Questioner sighed deeply. "I sometimes think it is all they remember."
/> Ornery said, "Many of our baby girls die, but not like that. They die when they are born. That's why all women have to marry and have children, because they are so few. It's why I pretend to be a man, so I won't have to."
She fell silent, thinking about Mathilla and Tiu and M'Tafa. She had never considered before that in other places, things could be far worse for women than they were on Newholme.
"Why did they pick brains with so much pain?" she asked.
Questioner hummed for a moment. "The technicians are long dead, so I can't ask them. I know they wanted brains that were healthy, young, with few memories, so people dying of disease wouldn't do. I know they had to make some advance preparation, so people dying suddenly in accidents wouldn't do. They preferred planets which were less advanced, technologically, where fewer questions would be asked. They may even have been motivated by pity, thinking that, in a way, they were saving those three. And then, of course, they didn't expect that I would ever know enough to bring them into memory."
Ornery thought about this, lazily, which led her to another thought. "We met those two Earthers you brought with you.

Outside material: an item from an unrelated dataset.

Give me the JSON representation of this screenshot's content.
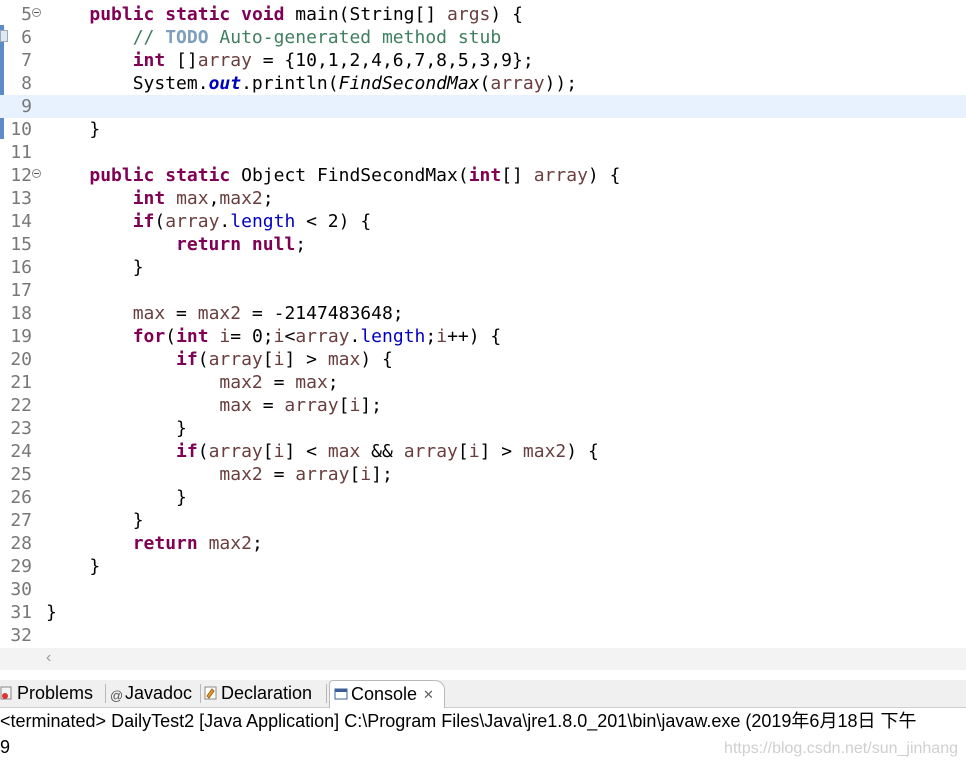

Why did you bring those particular ones?"
"They are dancers. I felt we might need dancers."
"What for? You haven't needed them, have you?"
"We are not yet finished with our visit though, are we?"
They went on a bit farther, and Questioner said, "Hark?"
Ornery listened for the sound of water, hearing instead the sound of voices. Someone or something was approaching from farther down the stairs.
Questioner unburdened herself, wakening Mouche, who shook himself sleepily, adjusting his pack and brushing wrinkles from his clothing. The voices came nearer. Questioner turned up her light.